Kitzi, who heads a NASAA task force on auction rate securities, said he can't identify a typical investor. However, he noted that "we have ample anecdotal evidence that middle-class, Main Street investors were sold ARS as a liquid, safe investment."

Although ARS started in the early 1980s as an investment for institutional investors who could buy in blocks of $250,000, Kitzi says underwriters and marketers later made ARS more attractive to retail investors, small businesses and charities by reducing the buy-in to as low as $25,000.

According to the Financial Industry Regulatory Authority (FINRA), a typical ARS was either a long-term bond or preferred shares with a cash dividend. Those higher yields were produced during periodic auctions -- every seven, 14, 28, or 35 days -- when the interest rates were reset. The system worked as long as buyers outnumbered sellers at the auctions.

However, when the economy nosedived, the ARS froze in early 2008 because there weren't enough buyers. The auctions failed, and when consumers asked for their funds, they were told their accounts were frozen.

What can you do?
The ARS market has dried up, according to FINRA, except for a "limited largely inactive secondary market where some investors have managed to sell their ARS investments below par."

Investors seeking a better resolution have several choices: File complaints with regulators or financial industry associations or try arbitration through FINRA. The organization says that more than 500 investors have filed claims against ARS promoters.

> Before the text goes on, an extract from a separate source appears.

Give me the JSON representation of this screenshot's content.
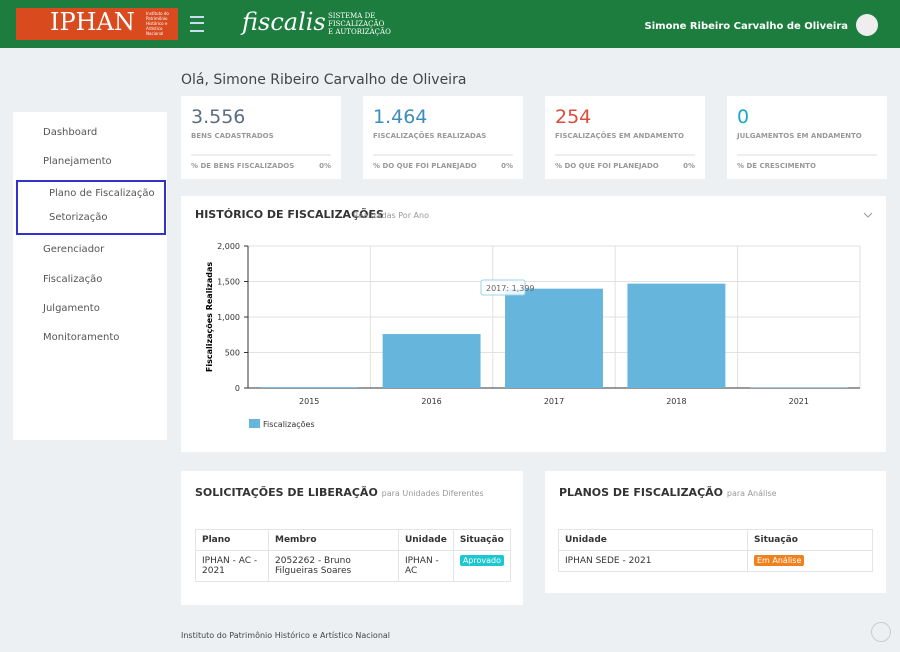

FINRA enforcement actions have returned more than $1 billion to investors primarily from smaller firms that sold but didn't underwrite the ARS securities. In one settlement, for example, FINRA said several firms used advertising and marketing materials that "did not provide a sound basis for investors to evaluate the benefits and risks" of ARS. Supervision of ARS marketing was inadequate.    

Some issuers and marketers of ARS have tried to help customers until the companies can free up the ARS funds. Wells Fargo, for example, has given customers access to as much as 90% of their ARS investments by offering loans at "advantageous rates" until customers' investments are repaid.

However, even when a company agrees to repurchase ARS, the process can take a long time. Earlier this year, Stifel Financial (NYSE:SF) said it would buy back some $180 million in ARS in stages through June 2012.

The ARS saga, which is far from over, illustrates the traditional warning that consumers must keep their caveat emptor detectors at high levels when seeking new investments.

However, just look at a typical consent decree, and you'll see from consumers' complaints that companies' marketing outpaced a complete description of risks. Financial firms were criticized for failing to adequately train and supervise the agents who sold these products.

Maybe auction rate securities don't elicit the poignant outrage that grotesque Wall Street bonuses or a $6,000 shower curtain do, but they don't instill any confidence in financial institutions, either.